Старуха поджала губы.

— Мой сын, самый лучший из ювелиров в нашей готре, самый талантливый в городе и разумный. Он не мог в здравом уме, без воздействия посторонних чар прельститься нищим куском грязи! — голос старухи стал еще более грозным. — Я его воспитывала, я! Он не мог! Матхурава не нарушил бы законы Ману!

— Но он увез меня… силой… — еле слышно проговорила Сона и тут же вскрикнула — ее босые ноги больно обожгло хворостиной, которую старуха выхватила неизвестно откуда. На коже осталась багровая полоса. Сона всхлипнула.

— Сжальтесь, о, госпожа!

— Из-за твоих чар, — процедила старуха и снова хлестнула по ногам девушки, — мой сын потерял голову, опозорил наш род! Если ваш брак признают махаматры, на каждом с фамилией Капур будет лежать пятно неприкасаемой шлюхи! Ни один уважаемый человек не станет заказывать у нас «грязные» украшения! Нам всем, моим сыновьям, детям, внукам, племянникам, невесткам, придется бежать из города, от позора, остаться ни с чем, как погорельцам! И ты хочешь, чтобы я сжалилась?! Над тобой?!

Сона закрылась руками от непрекращающихся ударов и завыла в голос.

Старуха Шри Дэви вытерла пот со лба и остановилась. Сона сжалась в ожидании новых побоев.

— Мой сын убил брамина, — жестко сказала Шри Дэви. — Его не спасти. Если его осудят на вечное заключение, тебя ждет жизнь в хлеву, и эта хворостина будет лучшим, что ты увидишь! Если же моего Матху приговорят к казни, ты станешь вдовой. И тогда через сати очистишь грехи своего мужа.

— О нет! Пощадите, госпожа! Смилуйтесь, матушка! — вскричала Сона.

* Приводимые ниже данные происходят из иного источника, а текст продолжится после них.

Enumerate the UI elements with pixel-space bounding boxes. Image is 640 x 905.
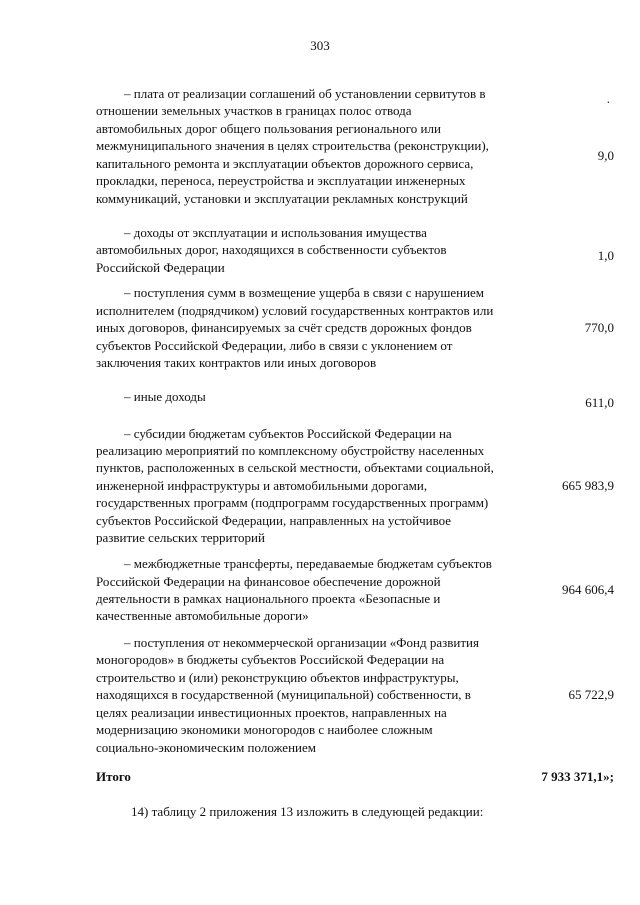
row-description: – доходы от эксплуатации и использования имущества автомобильных дорог, находящихся в собственности субъектов Российской Федерации (96, 224, 447, 275)
row-description: – поступления от некоммерческой организации «Фонд развития моногородов» в бюджеты субъектов Российской Федерации на строительство и (или) реконструкцию объектов инфраструктуры, находящихся в государственной (муниципальной) собственности, в целях реализации инвестиционных проектов, направленных на модернизацию экономики моногородов с наиболее сложным социально-экономическим положением (96, 635, 479, 755)
row-description: – межбюджетные трансферты, передаваемые бюджетам субъектов Российской Федерации на финансовое обеспечение дорожной деятельности в рамках национального проекта «Безопасные и качественные автомобильные дороги» (96, 556, 492, 624)
row-amount: 65 722,9 (568, 687, 614, 703)
row-amount: 9,0 (597, 148, 614, 164)
table-row (96, 224, 614, 276)
page-number: 303 (310, 38, 330, 53)
row-amount: 611,0 (585, 395, 614, 410)
row-amount: 964 606,4 (562, 582, 614, 598)
table-row (96, 380, 614, 416)
total-row (96, 767, 614, 787)
table-row (96, 416, 614, 555)
table-row (96, 276, 614, 380)
row-description: – субсидии бюджетам субъектов Российской Федерации на реализацию мероприятий по комплексному обустройству населенных пунктов, расположенных в сельской местности, объектами социальной, инженерной инфраструктуры и автомобильными дорогами, государственных программ (подпрограмм государственных программ) субъектов Российской Федерации, направленных на устойчивое развитие сельских территорий (96, 425, 494, 546)
table-row (96, 555, 614, 625)
table-row (96, 625, 614, 765)
row-description: – иные доходы (124, 389, 206, 404)
amendment-clause: 14) таблицу 2 приложения 13 изложить в следующей редакции: (131, 804, 484, 819)
row-amount: 665 983,9 (562, 477, 614, 493)
row-description: – плата от реализации соглашений об установлении сервитутов в отношении земельных участков в границах полос отвода автомобильных дорог общего пользования регионального или межмуниципального значения в целях строительства (реконструкции), капитального ремонта и эксплуатации объектов дорожного сервиса, прокладки, переноса, переустройства и эксплуатации инженерных коммуникаций, установки и эксплуатации рекламных конструкций (96, 86, 489, 206)
total-label: Итого (96, 769, 131, 785)
revenue-table (96, 68, 614, 787)
stray-mark: . (606, 91, 610, 106)
total-amount: 7 933 371,1»; (541, 769, 614, 785)
table-row (96, 68, 614, 224)
row-description: – поступления сумм в возмещение ущерба в связи с нарушением исполнителем (подрядчиком) условий государственных контрактов или иных договоров, финансируемых за счёт средств дорожных фондов субъектов Российской Федерации, либо в связи с уклонением от заключения таких контрактов или иных договоров (96, 285, 494, 371)
row-amount: 1,0 (597, 248, 614, 264)
row-amount: 770,0 (584, 320, 614, 336)
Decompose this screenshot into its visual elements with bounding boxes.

— Матушкой я собаке не стану! — рявкнула Шри Дэви. — Даже по ошибке продажного брахмана! Ты скажешь всё, чтобы махаматры аннулировали брак! Поняла?!

Сона в отчаянии закивала.

— Пусть имя моего сына будет испачкано безвозвратно, семью я могу еще спасти! — гремела старуха. — Скажешь: издевался, насиловал, бил. Скажешь всё, чтобы этому браку не быть!

— Скажу, госпожа, скажу, — рыдала Сона.

Шри Дэви отряхнула руки, словно даже через хворостину могла испачкаться о Сону, захлопнула дверь в чулан и опустила засов.

Сона осталась одна со своими страхами и горем. Слова старухи об участи Матхуравы напугали ее. Пусть он бывал грубым, обижал ее, пусть никто кроме него не был виноват в случившемся, в сердце Соны таилась к нему жалость. Она вспомнила, что порой испытывала к хозяину добрые чувства и даже скучала за ним. Под конец ночи с Матхуравой стали приносить упоительную сладость, и Сона ждала его прихода с нетерпением.

Козы били рогами о стенку позади, и, казалось, та вот-вот рухнет. Девушка могла бы с усилием выбить дверцу чулана, но эта мысль не приходила ей в голову — страх был слишком велик. Когда стемнело, пришел Радж. Отводя глаза, он поставил перед Соной миску с едой и кувшин.

— Поешь, но только сейчас, чтобы Ма не знала.

— Помоги мне, Радж, — прошептала девушка. — Шри Дэви сживет меня со свету. Я подарю тебе столько поцелуев, сколько захочешь. Я подарю тебе меня всю, если пожелаешь. Ты просил этого раньше, а я не позволяла. Теперь позволю всё, делай со мной всё, только спаси меня! Увези, чтобы никто не нашел.

— Прости, Сона, ничего не получится, — тихо, стыдясь, ответил младший брат Матхуравы. — Если я сделаю так, твое место займет моя жена. А у меня дети. Трое уже. Я в ответе за них.

— Отчего-то ты не думал о жене и детях, когда просил моих поцелуев! — вспыхнула Сона.

— Но я и не обижал тебя, давал то, что ты просила. А ты давала мне. Это был честный обмен.

Радж ушел, позволив матери превратить жизнь Соны в ад. Шри Дэви повторяла экзекуцию, невестки издевались по ее наущению, дети кричали гадости и запихивали через щели чулана мусор, объедки и пауков. Под покровом ночи приходил Радж и кормил пленницу нормальной пищей. Пряча глаза, выгребал из чулана мусор, но на этом его помощь оканчивалась. День суда Сона ждала как избавление. И ненавидя всех из семьи Капур, виня Матхураву за свои беды, она легко от него отказалась. Он был виноват в ее страданиях, так пусть же поплатится!

В день, когда ее отдали в руки Прабхакару, Сона поняла, что носит под сердцем наследника Матхуравы. В слишком маленьком, едва округлом чреве измученной недоеданием юной женщины забился ребенок.

— Что такое? — спросил Прабхакар с уже непривычным теперь горным акцентом, полусогнутый после нанесенной ему раны.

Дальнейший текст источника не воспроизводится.